Really, there are three separate issues that trouble me, with respect to this:

1.) There is a double standard between movies and games. If this were a movie, rather than a game, it would not have been banned.

2.) The reaction to this game has been wildly out of proportion with its danger. Playing this game will not make anyone a graffiti artist any more than playing hours of "The Movies" has made me into a movie mogul.

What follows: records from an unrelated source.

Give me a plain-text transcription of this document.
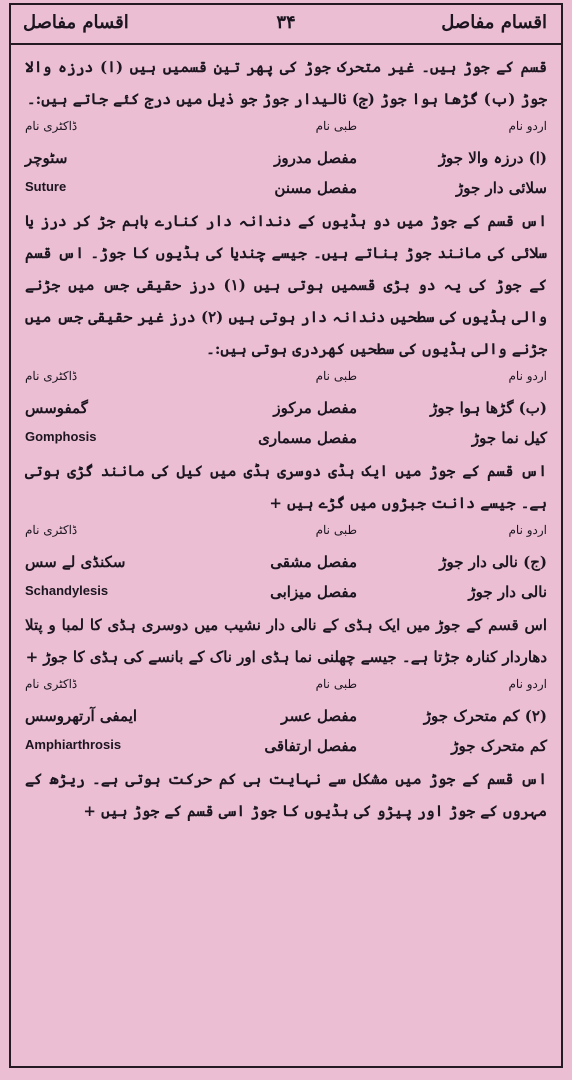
اقسام مفاصل
۳۴
اقسام مفاصل

قسم کے جوڑ ہیں۔ غیر متحرک جوڑ کی پھر تین قسمیں ہیں (ا) درزہ والا جوڑ (ب) گڑھا ہوا جوڑ (ج) نالیدار جوڑ جو ذیل میں درج کئے جاتے ہیں:۔

اردو نام
طبی نام
ڈاکٹری نام
(ا) درزہ والا جوڑ
مفصل مدروز
سٹوچر
سلائی دار جوڑ
مفصل مسنن
Suture

اس قسم کے جوڑ میں دو ہڈیوں کے دندانہ دار کنارے باہم جڑ کر درز یا سلائی کی مانند جوڑ بناتے ہیں۔ جیسے چندیا کی ہڈیوں کا جوڑ۔ اس قسم کے جوڑ کی یہ دو بڑی قسمیں ہوتی ہیں (۱) درز حقیقی جس میں جڑنے والی ہڈیوں کی سطحیں دندانہ دار ہوتی ہیں (۲) درز غیر حقیقی جس میں جڑنے والی ہڈیوں کی سطحیں کھردری ہوتی ہیں:۔

اردو نام
طبی نام
ڈاکٹری نام
(ب) گڑھا ہوا جوڑ
مفصل مرکوز
گمفوسس
کیل نما جوڑ
مفصل مسماری
Gomphosis

اس قسم کے جوڑ میں ایک ہڈی دوسری ہڈی میں کیل کی مانند گڑی ہوتی ہے۔ جیسے دانت جبڑوں میں گڑے ہیں +

اردو نام
طبی نام
ڈاکٹری نام
(ج) نالی دار جوڑ
مفصل مشقی
سکنڈی لے سس
نالی دار جوڑ
مفصل میزابی
Schandylesis

اس قسم کے جوڑ میں ایک ہڈی کے نالی دار نشیب میں دوسری ہڈی کا لمبا و پتلا دھاردار کنارہ جڑتا ہے۔ جیسے چھلنی نما ہڈی اور ناک کے بانسے کی ہڈی کا جوڑ +

اردو نام
طبی نام
ڈاکٹری نام
(۲) کم متحرک جوڑ
مفصل عسر
ایمفی آرتھروسس
کم متحرک جوڑ
مفصل ارتفاقی
Amphiarthrosis

اس قسم کے جوڑ میں مشکل سے نہایت ہی کم حرکت ہوتی ہے۔ ریڑھ کے مہروں کے جوڑ اور پیڑو کی ہڈیوں کا جوڑ اسی قسم کے جوڑ ہیں +
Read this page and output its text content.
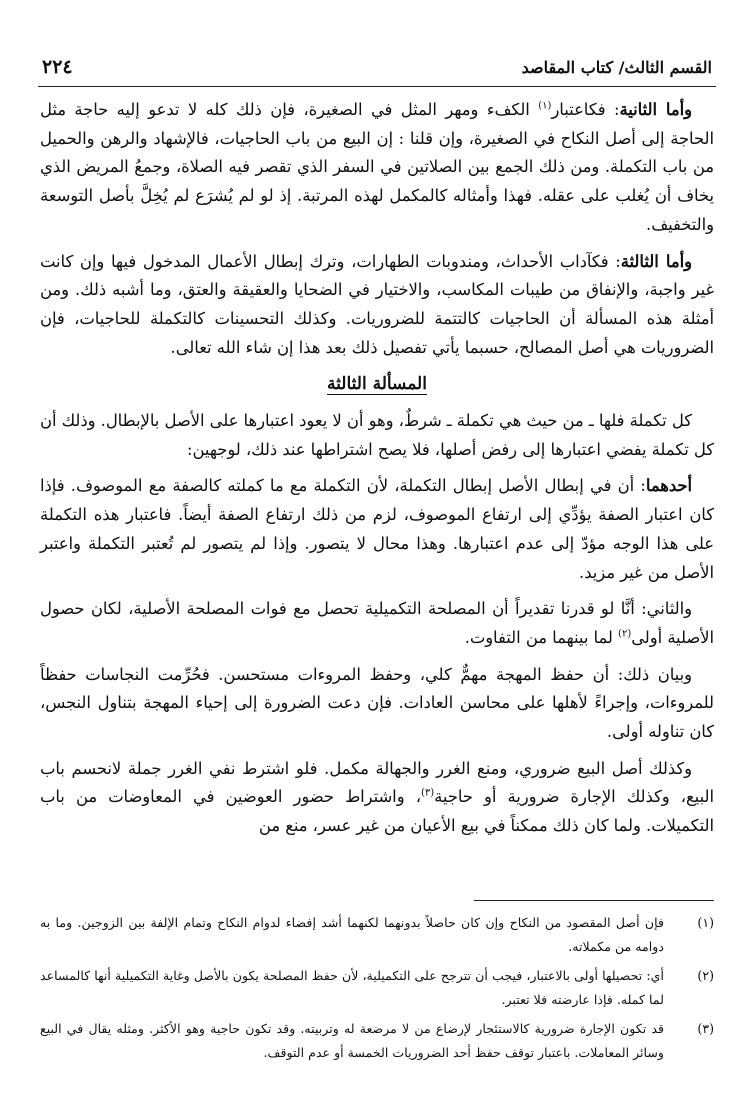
القسم الثالث/ كتاب المقاصد
٢٢٤

وأما الثانية: فكاعتبار$^{(١)}$ الكفء ومهر المثل في الصغيرة، فإن ذلك كله لا تدعو إليه حاجة مثل الحاجة إلى أصل النكاح في الصغيرة، وإن قلنا : إن البيع من باب الحاجيات، فالإشهاد والرهن والحميل من باب التكملة. ومن ذلك الجمع بين الصلاتين في السفر الذي تقصر فيه الصلاة، وجمعُ المريض الذي يخاف أن يُغلب على عقله. فهذا وأمثاله كالمكمل لهذه المرتبة. إذ لو لم يُشرَع لم يُخِلَّ بأصل التوسعة والتخفيف.

وأما الثالثة: فكآداب الأحداث، ومندوبات الطهارات، وترك إبطال الأعمال المدخول فيها وإن كانت غير واجبة، والإنفاق من طيبات المكاسب، والاختيار في الضحايا والعقيقة والعتق، وما أشبه ذلك. ومن أمثلة هذه المسألة أن الحاجيات كالتتمة للضروريات. وكذلك التحسينات كالتكملة للحاجيات، فإن الضروريات هي أصل المصالح، حسبما يأتي تفصيل ذلك بعد هذا إن شاء الله تعالى.

المسألة الثالثة

كل تكملة فلها ـ من حيث هي تكملة ـ شرطٌ، وهو أن لا يعود اعتبارها على الأصل بالإبطال. وذلك أن كل تكملة يفضي اعتبارها إلى رفض أصلها، فلا يصح اشتراطها عند ذلك، لوجهين:

أحدهما: أن في إبطال الأصل إبطال التكملة، لأن التكملة مع ما كملته كالصفة مع الموصوف. فإذا كان اعتبار الصفة يؤدِّي إلى ارتفاع الموصوف، لزم من ذلك ارتفاع الصفة أيضاً. فاعتبار هذه التكملة على هذا الوجه مؤدّ إلى عدم اعتبارها. وهذا محال لا يتصور. وإذا لم يتصور لم تُعتبر التكملة واعتبر الأصل من غير مزيد.

والثاني: أنَّا لو قدرنا تقديراً أن المصلحة التكميلية تحصل مع فوات المصلحة الأصلية، لكان حصول الأصلية أولى$^{(٢)}$ لما بينهما من التفاوت.

وبيان ذلك: أن حفظ المهجة مهمٌّ كلي، وحفظ المروءات مستحسن. فحُرِّمت النجاسات حفظاً للمروءات، وإجراءً لأهلها على محاسن العادات. فإن دعت الضرورة إلى إحياء المهجة بتناول النجس، كان تناوله أولى.

وكذلك أصل البيع ضروري، ومنع الغرر والجهالة مكمل. فلو اشترط نفي الغرر جملة لانحسم باب البيع، وكذلك الإجارة ضرورية أو حاجية$^{(٣)}$، واشتراط حضور العوضين في المعاوضات من باب التكميلات. ولما كان ذلك ممكناً في بيع الأعيان من غير عسر، منع من

(١)
فإن أصل المقصود من النكاح وإن كان حاصلاً بدونهما لكنهما أشد إفضاء لدوام النكاح وتمام الإلفة بين الزوجين. وما به دوامه من مكملاته.
(٢)
أي: تحصيلها أولى بالاعتبار، فيجب أن تترجح على التكميلية، لأن حفظ المصلحة يكون بالأصل وغاية التكميلية أنها كالمساعد لما كمله. فإذا عارضته فلا تعتبر.
(٣)
قد تكون الإجارة ضرورية كالاستئجار لإرضاع من لا مرضعة له وتربيته. وقد تكون حاجية وهو الأكثر. ومثله يقال في البيع وسائر المعاملات. باعتبار توقف حفظ أحد الضروريات الخمسة أو عدم التوقف.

3.) Australia desperately needs an R18+ rating for games. They have historically had to deny classification to numerous games, because they have no equivalent to the ESRB M and AO ratings. It's not possible to sell a game in Australia, if it is deemed inappropriate for fifteen-year-olds to play. This is not only bad because it causes some games to be effectively banned, but also because there are games available to all fifteen year olds that were originally designed with mature audiences in mind (since the alternative would have been banning them). The lack of an R18+ rating really isn't helping or protecting anybody.